La imagen me hizo recordar el tiempo del miedo, pero también el de la esperanza. Me hizo pensar en quienes tomaron un clavel alguna vez y marcharon por las calles o las carreteras de Guatemala. Me hizo pensar en quienes gritaron con el puño en alto, en quienes fueron asesinados y también en los que sobrevivieron. Me hizo pensar en quienes perdieron todos sus derechos y se quedaron sin nada y en quienes, hasta el final, siempre han creído que el verdadero cambio, en un país como Guatemala, es posible.

La sentencia emitida tiene varias aristas. Por un lado, el general vivía su propio laberinto en una pequeña celda, en un cuartel militar. Él y su equipo de abogados intentaron, desde luego, modificar la sentencia y asistimos a la trágica cancelación del fallo y al intento por querer negar, una vez más, la historia.

Presenciamos esa realidad terrible en la que la justicia responde a los intereses del status quo, y se queda anclada en el pasado o responde al dictado de una clase que detenta el poder y que lo usa. Pero aun así, se trató de un intento vano, vacío, muerto, pues la historia no marcha nunca hacia atrás.

Por otro lado, debe darse valor a esa parte de la sentencia que tuvo que ver con el resarcimiento. No se trata de algo menor ni mucho menos.

Finalmente, no hay que pasar por alto que quienes utilizaron al general y lo pusieron allí —para que defendiera sus intereses y se manchara las manos de sangre, con su anuencia—, se han exhibido solos.

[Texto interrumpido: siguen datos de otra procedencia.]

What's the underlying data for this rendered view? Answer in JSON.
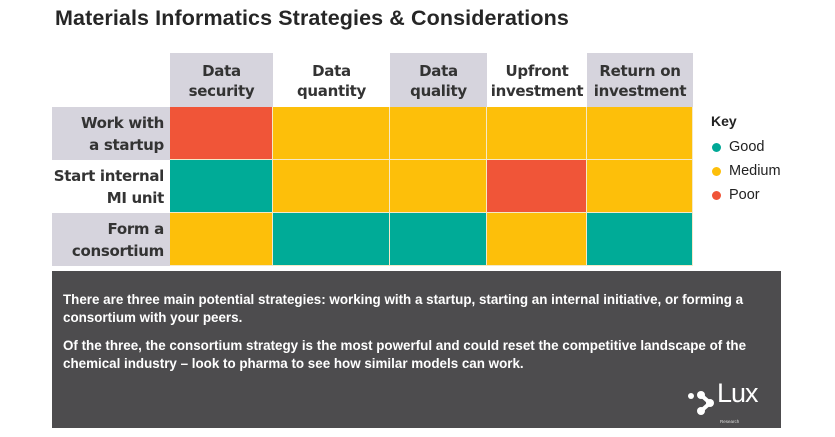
{
  "title": "Materials Informatics Strategies & Considerations",
  "columns": [
    {
      "line1": "Data",
      "line2": "security"
    },
    {
      "line1": "Data",
      "line2": "quantity"
    },
    {
      "line1": "Data",
      "line2": "quality"
    },
    {
      "line1": "Upfront",
      "line2": "investment"
    },
    {
      "line1": "Return on",
      "line2": "investment"
    }
  ],
  "rows": [
    {
      "line1": "Work with",
      "line2": "a startup",
      "ratings": [
        "Poor",
        "Medium",
        "Medium",
        "Medium",
        "Medium"
      ]
    },
    {
      "line1": "Start internal",
      "line2": "MI unit",
      "ratings": [
        "Good",
        "Medium",
        "Medium",
        "Poor",
        "Medium"
      ]
    },
    {
      "line1": "Form a",
      "line2": "consortium",
      "ratings": [
        "Medium",
        "Good",
        "Good",
        "Medium",
        "Good"
      ]
    }
  ],
  "key": {
    "title": "Key",
    "items": [
      {
        "label": "Good",
        "color": "#00a896"
      },
      {
        "label": "Medium",
        "color": "#fdbf0a"
      },
      {
        "label": "Poor",
        "color": "#f05538"
      }
    ]
  },
  "colors": {
    "Good": "#00ab97",
    "Medium": "#fdbf0a",
    "Poor": "#f05538",
    "header_gray": "#d6d4dd",
    "panel": "#4d4c4e"
  },
  "panel": {
    "paragraph1": "There are three main potential strategies: working with a startup, starting an internal initiative, or forming a consortium with your peers.",
    "paragraph2": "Of the three, the consortium strategy is the most powerful and could reset the competitive landscape of the chemical industry – look to pharma to see how similar models can work."
  },
  "logo": {
    "name": "Lux",
    "subtitle": "Research"
  }
}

La oligarquía de antes —y la de ahora—, también es culpable (lo cual obliga a prevenirse, pues siempre es probable el coletazo del monstruo herido).

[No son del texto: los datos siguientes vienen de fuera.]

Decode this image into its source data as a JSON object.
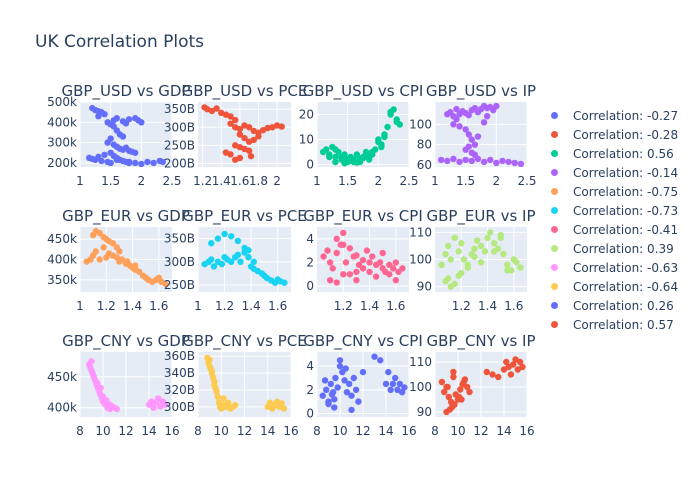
{
  "title": "UK Correlation Plots",
  "legend": [
    {
      "label": "Correlation: -0.27",
      "color": "#636efa"
    },
    {
      "label": "Correlation: -0.28",
      "color": "#EF553B"
    },
    {
      "label": "Correlation: 0.56",
      "color": "#00cc96"
    },
    {
      "label": "Correlation: -0.14",
      "color": "#ab63fa"
    },
    {
      "label": "Correlation: -0.75",
      "color": "#FFA15A"
    },
    {
      "label": "Correlation: -0.73",
      "color": "#19d3f3"
    },
    {
      "label": "Correlation: -0.41",
      "color": "#FF6692"
    },
    {
      "label": "Correlation: 0.39",
      "color": "#B6E880"
    },
    {
      "label": "Correlation: -0.63",
      "color": "#FF97FF"
    },
    {
      "label": "Correlation: -0.64",
      "color": "#FECB52"
    },
    {
      "label": "Correlation: 0.26",
      "color": "#636efa"
    },
    {
      "label": "Correlation: 0.57",
      "color": "#EF553B"
    }
  ],
  "chart_data": [
    {
      "type": "scatter",
      "title": "GBP_USD vs GDP",
      "color": "#636efa",
      "xlim": [
        1,
        2.5
      ],
      "ylim": [
        180000,
        500000
      ],
      "xticks": [
        1,
        1.5,
        2,
        2.5
      ],
      "xtick_labels": [
        "1",
        "1.5",
        "2",
        "2.5"
      ],
      "yticks": [
        200000,
        300000,
        400000,
        500000
      ],
      "ytick_labels": [
        "200k",
        "300k",
        "400k",
        "500k"
      ],
      "x": [
        1.2,
        1.25,
        1.3,
        1.35,
        1.4,
        1.3,
        1.45,
        1.5,
        1.55,
        1.6,
        1.55,
        1.7,
        1.75,
        1.8,
        1.9,
        1.95,
        2.0,
        1.6,
        1.65,
        1.7,
        1.5,
        1.45,
        1.55,
        1.6,
        1.65,
        1.7,
        1.75,
        1.8,
        1.85,
        1.9,
        1.3,
        1.4,
        1.5,
        1.55,
        1.6,
        1.65,
        1.7,
        1.75,
        1.8,
        1.15,
        1.2,
        1.25,
        1.35,
        1.45,
        1.5,
        1.6,
        1.7,
        1.8,
        1.9,
        2.0,
        2.1,
        2.2,
        2.3,
        2.35
      ],
      "y": [
        470000,
        460000,
        455000,
        450000,
        440000,
        430000,
        400000,
        390000,
        380000,
        420000,
        410000,
        405000,
        395000,
        415000,
        420000,
        410000,
        400000,
        360000,
        340000,
        330000,
        320000,
        300000,
        290000,
        280000,
        270000,
        265000,
        275000,
        260000,
        255000,
        250000,
        230000,
        240000,
        250000,
        235000,
        225000,
        215000,
        210000,
        205000,
        200000,
        225000,
        220000,
        215000,
        210000,
        205000,
        200000,
        215000,
        210000,
        205000,
        200000,
        195000,
        205000,
        200000,
        210000,
        205000
      ]
    },
    {
      "type": "scatter",
      "title": "GBP_USD vs PCE",
      "color": "#EF553B",
      "xlim": [
        1.15,
        2.15
      ],
      "ylim": [
        190,
        370
      ],
      "xticks": [
        1.2,
        1.4,
        1.6,
        1.8,
        2
      ],
      "xtick_labels": [
        "1.2",
        "1.4",
        "1.6",
        "1.8",
        "2"
      ],
      "yticks": [
        200,
        250,
        300,
        350
      ],
      "ytick_labels": [
        "200B",
        "250B",
        "300B",
        "350B"
      ],
      "x": [
        1.22,
        1.25,
        1.3,
        1.35,
        1.4,
        1.45,
        1.5,
        1.55,
        1.5,
        1.55,
        1.6,
        1.65,
        1.7,
        1.75,
        1.8,
        1.85,
        1.9,
        1.95,
        2.0,
        2.05,
        1.6,
        1.65,
        1.7,
        1.55,
        1.6,
        1.65,
        1.7,
        1.72,
        1.6,
        1.55,
        1.5,
        1.45,
        1.75,
        1.8
      ],
      "y": [
        355,
        350,
        345,
        352,
        340,
        335,
        330,
        320,
        310,
        300,
        295,
        305,
        300,
        290,
        285,
        292,
        298,
        300,
        305,
        302,
        280,
        270,
        260,
        250,
        245,
        240,
        235,
        220,
        215,
        210,
        225,
        230,
        265,
        275
      ]
    },
    {
      "type": "scatter",
      "title": "GBP_USD vs CPI",
      "color": "#00cc96",
      "xlim": [
        1,
        2.5
      ],
      "ylim": [
        -1,
        25
      ],
      "xticks": [
        1,
        1.5,
        2,
        2.5
      ],
      "xtick_labels": [
        "1",
        "1.5",
        "2",
        "2.5"
      ],
      "yticks": [
        0,
        10,
        20
      ],
      "ytick_labels": [
        "0",
        "10",
        "20"
      ],
      "x": [
        1.1,
        1.15,
        1.2,
        1.25,
        1.3,
        1.35,
        1.4,
        1.45,
        1.5,
        1.55,
        1.6,
        1.65,
        1.7,
        1.75,
        1.8,
        1.85,
        1.9,
        1.95,
        2.0,
        2.05,
        2.1,
        2.15,
        2.2,
        2.25,
        2.3,
        2.35,
        1.3,
        1.4,
        1.5,
        1.6,
        1.7,
        1.8,
        1.9,
        2.0,
        1.2,
        1.3,
        1.45,
        1.55,
        1.65,
        1.75,
        1.85,
        2.2,
        2.3,
        2.1,
        2.05
      ],
      "y": [
        5,
        6,
        4,
        7,
        3,
        5,
        2,
        4,
        1,
        3,
        2,
        4,
        1,
        3,
        5,
        2,
        4,
        6,
        10,
        8,
        12,
        15,
        20,
        22,
        18,
        16,
        6,
        3,
        2,
        1,
        2,
        4,
        5,
        9,
        3,
        1,
        0.5,
        1.5,
        0.8,
        2.5,
        3,
        21,
        17,
        11,
        7
      ]
    },
    {
      "type": "scatter",
      "title": "GBP_USD vs IP",
      "color": "#ab63fa",
      "xlim": [
        1,
        2.5
      ],
      "ylim": [
        58,
        122
      ],
      "xticks": [
        1,
        1.5,
        2,
        2.5
      ],
      "xtick_labels": [
        "1",
        "1.5",
        "2",
        "2.5"
      ],
      "yticks": [
        60,
        80,
        100
      ],
      "ytick_labels": [
        "60",
        "80",
        "100"
      ],
      "x": [
        1.2,
        1.25,
        1.3,
        1.35,
        1.4,
        1.45,
        1.5,
        1.55,
        1.6,
        1.65,
        1.7,
        1.75,
        1.8,
        1.85,
        1.9,
        1.95,
        2.0,
        1.5,
        1.55,
        1.6,
        1.65,
        1.7,
        1.5,
        1.55,
        1.6,
        1.65,
        1.1,
        1.2,
        1.3,
        1.4,
        1.5,
        1.6,
        1.7,
        1.8,
        1.9,
        2.0,
        2.1,
        2.2,
        2.3,
        2.4,
        1.3,
        1.35,
        1.4,
        1.8,
        1.85
      ],
      "y": [
        110,
        112,
        108,
        115,
        110,
        113,
        111,
        109,
        114,
        116,
        112,
        115,
        118,
        116,
        117,
        114,
        118,
        95,
        90,
        85,
        80,
        88,
        75,
        78,
        72,
        70,
        65,
        64,
        66,
        63,
        65,
        64,
        66,
        63,
        65,
        62,
        64,
        63,
        62,
        61,
        100,
        105,
        98,
        102,
        108
      ]
    },
    {
      "type": "scatter",
      "title": "GBP_EUR vs GDP",
      "color": "#FFA15A",
      "xlim": [
        1,
        1.7
      ],
      "ylim": [
        320000,
        480000
      ],
      "xticks": [
        1,
        1.2,
        1.4,
        1.6
      ],
      "xtick_labels": [
        "1",
        "1.2",
        "1.4",
        "1.6"
      ],
      "yticks": [
        350000,
        400000,
        450000
      ],
      "ytick_labels": [
        "350k",
        "400k",
        "450k"
      ],
      "x": [
        1.05,
        1.08,
        1.1,
        1.12,
        1.15,
        1.18,
        1.2,
        1.22,
        1.25,
        1.28,
        1.3,
        1.15,
        1.2,
        1.25,
        1.3,
        1.35,
        1.38,
        1.4,
        1.42,
        1.45,
        1.48,
        1.5,
        1.52,
        1.55,
        1.58,
        1.6,
        1.62,
        1.65,
        1.1,
        1.12,
        1.18,
        1.22,
        1.28,
        1.32,
        1.36,
        1.42
      ],
      "y": [
        395000,
        400000,
        410000,
        470000,
        465000,
        455000,
        450000,
        445000,
        440000,
        430000,
        420000,
        400000,
        405000,
        410000,
        395000,
        390000,
        385000,
        380000,
        375000,
        370000,
        360000,
        355000,
        350000,
        345000,
        350000,
        355000,
        345000,
        340000,
        460000,
        420000,
        430000,
        415000,
        405000,
        400000,
        395000,
        385000
      ]
    },
    {
      "type": "scatter",
      "title": "GBP_EUR vs PCE",
      "color": "#19d3f3",
      "xlim": [
        1,
        1.7
      ],
      "ylim": [
        235,
        375
      ],
      "xticks": [
        1,
        1.2,
        1.4,
        1.6
      ],
      "xtick_labels": [
        "1",
        "1.2",
        "1.4",
        "1.6"
      ],
      "yticks": [
        250,
        300,
        350
      ],
      "ytick_labels": [
        "250B",
        "300B",
        "350B"
      ],
      "x": [
        1.05,
        1.08,
        1.1,
        1.12,
        1.15,
        1.18,
        1.2,
        1.22,
        1.25,
        1.28,
        1.3,
        1.32,
        1.35,
        1.38,
        1.4,
        1.42,
        1.45,
        1.48,
        1.5,
        1.52,
        1.55,
        1.58,
        1.6,
        1.62,
        1.65,
        1.1,
        1.15,
        1.2,
        1.25,
        1.3,
        1.35,
        1.38,
        1.42
      ],
      "y": [
        295,
        300,
        305,
        290,
        300,
        295,
        310,
        305,
        300,
        310,
        315,
        300,
        330,
        325,
        290,
        285,
        280,
        275,
        270,
        265,
        260,
        255,
        262,
        258,
        255,
        340,
        350,
        360,
        355,
        345,
        320,
        310,
        300
      ]
    },
    {
      "type": "scatter",
      "title": "GBP_EUR vs CPI",
      "color": "#FF6692",
      "xlim": [
        1,
        1.7
      ],
      "ylim": [
        -0.5,
        5
      ],
      "xticks": [
        1.2,
        1.4,
        1.6
      ],
      "xtick_labels": [
        "1.2",
        "1.4",
        "1.6"
      ],
      "yticks": [
        0,
        2,
        4
      ],
      "ytick_labels": [
        "0",
        "2",
        "4"
      ],
      "x": [
        1.05,
        1.08,
        1.1,
        1.12,
        1.15,
        1.18,
        1.2,
        1.22,
        1.25,
        1.28,
        1.3,
        1.32,
        1.35,
        1.38,
        1.4,
        1.42,
        1.45,
        1.48,
        1.5,
        1.52,
        1.55,
        1.58,
        1.6,
        1.62,
        1.65,
        1.1,
        1.15,
        1.2,
        1.25,
        1.3,
        1.35,
        1.45,
        1.5,
        1.55,
        1.6,
        1.15,
        1.2,
        1.3,
        1.4
      ],
      "y": [
        2.5,
        3,
        2,
        1.5,
        2.8,
        3.5,
        4.5,
        2,
        1,
        2.5,
        0.5,
        1.8,
        2.2,
        3,
        1.2,
        2.5,
        1.8,
        2,
        1.5,
        1.2,
        1,
        1.5,
        2,
        1.2,
        1.5,
        0.5,
        0.3,
        1,
        3.2,
        2.6,
        1.5,
        0.8,
        2.8,
        1.8,
        0.5,
        4,
        3.5,
        1.2,
        2
      ]
    },
    {
      "type": "scatter",
      "title": "GBP_EUR vs IP",
      "color": "#B6E880",
      "xlim": [
        1,
        1.7
      ],
      "ylim": [
        88,
        112
      ],
      "xticks": [
        1.2,
        1.4,
        1.6
      ],
      "xtick_labels": [
        "1.2",
        "1.4",
        "1.6"
      ],
      "yticks": [
        90,
        100,
        110
      ],
      "ytick_labels": [
        "90",
        "100",
        "110"
      ],
      "x": [
        1.05,
        1.08,
        1.1,
        1.12,
        1.15,
        1.18,
        1.2,
        1.22,
        1.25,
        1.28,
        1.3,
        1.32,
        1.35,
        1.38,
        1.4,
        1.42,
        1.45,
        1.48,
        1.5,
        1.52,
        1.55,
        1.58,
        1.6,
        1.62,
        1.65,
        1.1,
        1.15,
        1.2,
        1.25,
        1.3,
        1.35,
        1.45,
        1.5,
        1.55,
        1.08,
        1.12,
        1.18
      ],
      "y": [
        98,
        102,
        105,
        100,
        108,
        103,
        106,
        100,
        98,
        102,
        104,
        107,
        105,
        103,
        108,
        110,
        106,
        104,
        108,
        102,
        98,
        96,
        100,
        99,
        97,
        93,
        91,
        95,
        97,
        101,
        99,
        103,
        109,
        96,
        92,
        90,
        94
      ]
    },
    {
      "type": "scatter",
      "title": "GBP_CNY vs GDP",
      "color": "#FF97FF",
      "xlim": [
        8,
        16
      ],
      "ylim": [
        385000,
        490000
      ],
      "xticks": [
        8,
        10,
        12,
        14,
        16
      ],
      "xtick_labels": [
        "8",
        "10",
        "12",
        "14",
        "16"
      ],
      "yticks": [
        400000,
        450000
      ],
      "ytick_labels": [
        "400k",
        "450k"
      ],
      "x": [
        8.8,
        8.9,
        9.0,
        9.1,
        9.2,
        9.3,
        9.4,
        9.5,
        9.6,
        9.7,
        9.8,
        9.9,
        10.0,
        10.2,
        10.4,
        10.6,
        10.8,
        11.0,
        11.2,
        14.0,
        14.2,
        14.4,
        14.6,
        14.8,
        15.0,
        15.2,
        15.4,
        9.0,
        9.2,
        9.5,
        9.8,
        10.0,
        10.3,
        10.6
      ],
      "y": [
        470000,
        465000,
        460000,
        455000,
        450000,
        445000,
        440000,
        435000,
        430000,
        425000,
        420000,
        415000,
        410000,
        405000,
        400000,
        398000,
        402000,
        400000,
        398000,
        405000,
        410000,
        400000,
        408000,
        415000,
        402000,
        410000,
        405000,
        475000,
        450000,
        440000,
        432000,
        418000,
        412000,
        405000
      ]
    },
    {
      "type": "scatter",
      "title": "GBP_CNY vs PCE",
      "color": "#FECB52",
      "xlim": [
        8,
        16
      ],
      "ylim": [
        288,
        365
      ],
      "xticks": [
        8,
        10,
        12,
        14,
        16
      ],
      "xtick_labels": [
        "8",
        "10",
        "12",
        "14",
        "16"
      ],
      "yticks": [
        300,
        320,
        340,
        360
      ],
      "ytick_labels": [
        "300B",
        "320B",
        "340B",
        "360B"
      ],
      "x": [
        8.8,
        8.9,
        9.0,
        9.1,
        9.2,
        9.3,
        9.4,
        9.5,
        9.6,
        9.7,
        9.8,
        9.9,
        10.0,
        10.2,
        10.4,
        10.6,
        10.8,
        11.0,
        11.2,
        14.0,
        14.2,
        14.4,
        14.6,
        14.8,
        15.0,
        15.2,
        15.4,
        9.0,
        9.2,
        9.4,
        10.2
      ],
      "y": [
        358,
        352,
        348,
        345,
        340,
        335,
        330,
        322,
        318,
        312,
        305,
        300,
        298,
        302,
        300,
        305,
        298,
        300,
        302,
        300,
        305,
        298,
        302,
        306,
        300,
        304,
        298,
        356,
        342,
        326,
        310
      ]
    },
    {
      "type": "scatter",
      "title": "GBP_CNY vs CPI",
      "color": "#636efa",
      "xlim": [
        8,
        16
      ],
      "ylim": [
        -0.3,
        5.2
      ],
      "xticks": [
        8,
        10,
        12,
        14,
        16
      ],
      "xtick_labels": [
        "8",
        "10",
        "12",
        "14",
        "16"
      ],
      "yticks": [
        0,
        2,
        4
      ],
      "ytick_labels": [
        "0",
        "2",
        "4"
      ],
      "x": [
        8.5,
        8.8,
        9.0,
        9.2,
        9.4,
        9.5,
        9.6,
        9.8,
        10.0,
        10.2,
        10.4,
        10.6,
        10.8,
        11.0,
        11.2,
        11.4,
        11.6,
        12.0,
        13.0,
        13.5,
        14.0,
        14.2,
        14.4,
        14.6,
        14.8,
        15.0,
        15.2,
        15.4,
        15.6,
        9.0,
        9.5,
        10.0,
        10.5,
        11.0,
        8.7,
        9.3
      ],
      "y": [
        1.5,
        2,
        1,
        2.5,
        1.8,
        0.5,
        3,
        2.2,
        4.5,
        3.5,
        2.8,
        1.8,
        2.5,
        1.5,
        3,
        2,
        1,
        3.5,
        4.8,
        4.5,
        2.5,
        3.5,
        2,
        2.5,
        3,
        2,
        2.5,
        1.8,
        2.2,
        0.8,
        1.2,
        4,
        3.8,
        0.3,
        2.8,
        1.6
      ]
    },
    {
      "type": "scatter",
      "title": "GBP_CNY vs IP",
      "color": "#EF553B",
      "xlim": [
        8,
        16
      ],
      "ylim": [
        88,
        114
      ],
      "xticks": [
        8,
        10,
        12,
        14,
        16
      ],
      "xtick_labels": [
        "8",
        "10",
        "12",
        "14",
        "16"
      ],
      "yticks": [
        90,
        100,
        110
      ],
      "ytick_labels": [
        "90",
        "100",
        "110"
      ],
      "x": [
        8.6,
        8.8,
        9.0,
        9.2,
        9.4,
        9.5,
        9.6,
        9.8,
        10.0,
        10.2,
        10.4,
        10.6,
        10.8,
        11.0,
        12.5,
        13.0,
        13.5,
        14.0,
        14.2,
        14.4,
        14.6,
        14.8,
        15.0,
        15.2,
        15.4,
        15.6,
        9.0,
        9.3,
        9.7,
        10.1,
        10.5,
        9.1,
        9.6,
        10.3
      ],
      "y": [
        102,
        98,
        100,
        96,
        94,
        92,
        104,
        97,
        95,
        99,
        101,
        103,
        100,
        98,
        106,
        105,
        104,
        107,
        110,
        108,
        105,
        109,
        111,
        107,
        110,
        108,
        90,
        91,
        93,
        96,
        102,
        100,
        106,
        95
      ]
    }
  ]
}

Gracias a una fiscal merecedora del respeto y la admiración más profunda, gracias a la labor de jueces que actuaron de forma impecable y gracias al testimonio valiente de quienes subieron al estrado para hacernos más humanos, el delgado velo del silencio se ha roto, y en el rostro de Guatemala se asoma, una vez más, una veta de esperanza.